When you join data together from different sources, you must specify which type of join to use. Predictive Learning uses four join types:

Inner Join: returns all rows in which the join condition is met, that is, at least one match occurs in both tables.

Left Join: returns all rows in which the join condition is met, that is, all rows from the left table, and row matches that occur from the right table.

Right Join: returns all rows in which the join condition is met, that is, all rows from the right table, and row matches that occur from the left table.

Full Outer Join: returns all rows in which the join condition is met, that is, when a match occurs in one of the tables.

Diagram of the four join types in Predictive Learning

Left joins and right joins are sometimes referred to as left full join and right full join, respectively. Here is a visual representation of the four join types:

four join types

How to Create a Join Transformation

Join transformations allow you to join two columns from two different datasets to form one new column. The two columns must be the same type, i.e., string-to-string or integer-to-integer. An even number of joins must be specified. A maximum of three joins per transformation panel are allowed.

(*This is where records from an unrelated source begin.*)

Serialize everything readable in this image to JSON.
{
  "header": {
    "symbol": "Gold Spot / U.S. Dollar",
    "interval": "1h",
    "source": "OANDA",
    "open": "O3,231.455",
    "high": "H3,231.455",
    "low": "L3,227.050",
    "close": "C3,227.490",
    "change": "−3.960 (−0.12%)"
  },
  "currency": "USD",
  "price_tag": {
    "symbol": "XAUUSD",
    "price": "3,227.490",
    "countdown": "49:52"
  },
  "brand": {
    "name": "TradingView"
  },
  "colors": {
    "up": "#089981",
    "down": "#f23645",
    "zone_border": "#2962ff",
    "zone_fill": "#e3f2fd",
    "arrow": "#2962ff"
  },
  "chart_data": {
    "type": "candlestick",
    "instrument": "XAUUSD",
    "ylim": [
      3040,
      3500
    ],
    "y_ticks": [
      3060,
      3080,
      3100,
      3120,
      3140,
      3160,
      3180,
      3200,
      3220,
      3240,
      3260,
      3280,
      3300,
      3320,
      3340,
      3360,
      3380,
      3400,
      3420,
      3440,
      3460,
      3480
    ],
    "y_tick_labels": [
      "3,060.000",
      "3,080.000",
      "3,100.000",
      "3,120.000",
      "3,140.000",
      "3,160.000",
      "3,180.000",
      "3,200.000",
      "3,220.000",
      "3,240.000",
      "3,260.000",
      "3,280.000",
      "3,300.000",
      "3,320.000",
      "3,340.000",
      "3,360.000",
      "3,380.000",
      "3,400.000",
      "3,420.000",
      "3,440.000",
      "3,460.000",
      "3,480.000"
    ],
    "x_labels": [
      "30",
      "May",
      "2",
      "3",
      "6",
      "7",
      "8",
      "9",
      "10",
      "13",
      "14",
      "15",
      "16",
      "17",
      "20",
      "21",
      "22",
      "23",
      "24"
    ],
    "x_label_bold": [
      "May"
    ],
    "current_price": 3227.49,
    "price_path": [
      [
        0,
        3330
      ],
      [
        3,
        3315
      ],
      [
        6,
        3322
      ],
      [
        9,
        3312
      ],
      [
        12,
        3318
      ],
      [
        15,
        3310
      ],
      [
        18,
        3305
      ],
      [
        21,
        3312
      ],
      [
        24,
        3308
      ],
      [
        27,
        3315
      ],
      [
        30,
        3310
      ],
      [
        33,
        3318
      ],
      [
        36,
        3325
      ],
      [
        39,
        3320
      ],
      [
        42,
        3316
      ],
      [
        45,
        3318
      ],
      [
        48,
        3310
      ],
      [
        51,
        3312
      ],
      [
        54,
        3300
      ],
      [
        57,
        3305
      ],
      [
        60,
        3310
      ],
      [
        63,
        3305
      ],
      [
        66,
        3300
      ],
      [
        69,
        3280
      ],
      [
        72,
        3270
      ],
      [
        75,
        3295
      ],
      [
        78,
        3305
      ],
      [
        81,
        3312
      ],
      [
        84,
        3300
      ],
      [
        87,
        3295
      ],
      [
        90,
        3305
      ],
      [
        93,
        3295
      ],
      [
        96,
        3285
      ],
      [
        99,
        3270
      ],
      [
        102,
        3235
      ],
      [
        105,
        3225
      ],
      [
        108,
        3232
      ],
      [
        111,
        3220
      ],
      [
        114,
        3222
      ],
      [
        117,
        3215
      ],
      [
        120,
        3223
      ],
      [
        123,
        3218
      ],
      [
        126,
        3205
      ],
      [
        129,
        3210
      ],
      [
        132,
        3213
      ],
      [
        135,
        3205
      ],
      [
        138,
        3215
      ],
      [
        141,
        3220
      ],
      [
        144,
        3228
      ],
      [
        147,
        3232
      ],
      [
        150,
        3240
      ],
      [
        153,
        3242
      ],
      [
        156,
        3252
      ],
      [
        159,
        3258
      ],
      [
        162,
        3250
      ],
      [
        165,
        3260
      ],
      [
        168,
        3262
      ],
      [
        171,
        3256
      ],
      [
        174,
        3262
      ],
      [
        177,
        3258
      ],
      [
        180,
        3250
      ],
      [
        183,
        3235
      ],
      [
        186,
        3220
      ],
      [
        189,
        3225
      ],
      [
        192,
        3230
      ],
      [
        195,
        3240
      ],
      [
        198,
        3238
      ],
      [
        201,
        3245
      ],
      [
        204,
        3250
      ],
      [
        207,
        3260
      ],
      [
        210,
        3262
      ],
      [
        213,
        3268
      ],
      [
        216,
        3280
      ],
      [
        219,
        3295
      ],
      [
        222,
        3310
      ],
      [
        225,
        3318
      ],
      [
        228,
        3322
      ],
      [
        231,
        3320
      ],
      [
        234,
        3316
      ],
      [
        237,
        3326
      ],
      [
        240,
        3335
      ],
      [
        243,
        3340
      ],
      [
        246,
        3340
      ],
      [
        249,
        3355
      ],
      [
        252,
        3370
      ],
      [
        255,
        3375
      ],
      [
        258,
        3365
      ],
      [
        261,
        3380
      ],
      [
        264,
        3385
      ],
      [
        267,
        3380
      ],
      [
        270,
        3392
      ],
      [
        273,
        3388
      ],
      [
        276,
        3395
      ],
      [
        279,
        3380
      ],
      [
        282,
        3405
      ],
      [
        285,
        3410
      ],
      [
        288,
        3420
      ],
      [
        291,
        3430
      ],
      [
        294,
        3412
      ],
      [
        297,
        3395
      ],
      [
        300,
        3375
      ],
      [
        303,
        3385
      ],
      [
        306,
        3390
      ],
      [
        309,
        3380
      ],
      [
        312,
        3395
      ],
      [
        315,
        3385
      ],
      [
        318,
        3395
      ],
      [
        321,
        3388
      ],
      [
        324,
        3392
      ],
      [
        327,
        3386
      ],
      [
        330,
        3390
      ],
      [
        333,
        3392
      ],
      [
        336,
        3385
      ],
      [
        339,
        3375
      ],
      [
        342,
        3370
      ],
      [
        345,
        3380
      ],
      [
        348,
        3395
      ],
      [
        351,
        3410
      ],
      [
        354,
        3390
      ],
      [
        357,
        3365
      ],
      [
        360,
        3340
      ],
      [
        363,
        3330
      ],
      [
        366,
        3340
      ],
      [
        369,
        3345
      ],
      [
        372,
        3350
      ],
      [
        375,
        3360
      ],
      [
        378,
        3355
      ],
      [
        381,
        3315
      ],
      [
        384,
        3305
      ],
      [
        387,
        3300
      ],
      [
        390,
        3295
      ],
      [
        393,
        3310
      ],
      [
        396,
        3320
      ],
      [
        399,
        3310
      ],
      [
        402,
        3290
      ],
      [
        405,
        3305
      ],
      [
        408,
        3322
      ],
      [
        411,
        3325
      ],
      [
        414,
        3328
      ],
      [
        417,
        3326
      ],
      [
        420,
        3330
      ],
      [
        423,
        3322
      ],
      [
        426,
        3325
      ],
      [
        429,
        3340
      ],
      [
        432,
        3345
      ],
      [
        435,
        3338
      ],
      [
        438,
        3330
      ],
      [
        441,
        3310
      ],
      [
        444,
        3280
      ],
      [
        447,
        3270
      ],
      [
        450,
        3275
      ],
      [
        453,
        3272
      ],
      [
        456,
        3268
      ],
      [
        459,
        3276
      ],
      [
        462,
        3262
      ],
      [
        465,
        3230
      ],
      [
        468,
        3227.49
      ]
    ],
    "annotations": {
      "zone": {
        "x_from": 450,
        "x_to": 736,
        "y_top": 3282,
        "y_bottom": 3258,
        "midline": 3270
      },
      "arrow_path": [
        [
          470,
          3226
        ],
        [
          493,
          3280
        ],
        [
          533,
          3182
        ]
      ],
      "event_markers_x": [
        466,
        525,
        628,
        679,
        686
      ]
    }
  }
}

Follow these steps to create a Join transformation:

  1. On the Join Datasets panel, click Select and choose a dataset from the first field.
  2. Click Select and choose a dataset from the second field.
  3. Select Full, Inner, Left, or Right from the Join Type drop-down list. The Columns to Join On and Columns to Carry Over tabs display.
  4. Click Select and choose the columns to join from each dataset from the **Choose a Column from...**fields. Both columns must be the same data type.
  5. Click the Add Another Join button to add an additional join to the transformation. You can define a maximum of three joins per panel.
  6. Click the Columns to Carry Over tab to specify the columns you want to include in the joined dataset.
  7. If your dataset has a large number of columns, use the Select All option with caution since performance issues may arise. Select at least one column from each dataset, and click the X to delete a column.
  8. Click the Save button at the top of the workspace page to save your transformations.
  9. Click the Run button at the top of the Join Datasets panel to run the transformation. The status message shows the current status of the job.

Last update: January 22, 2024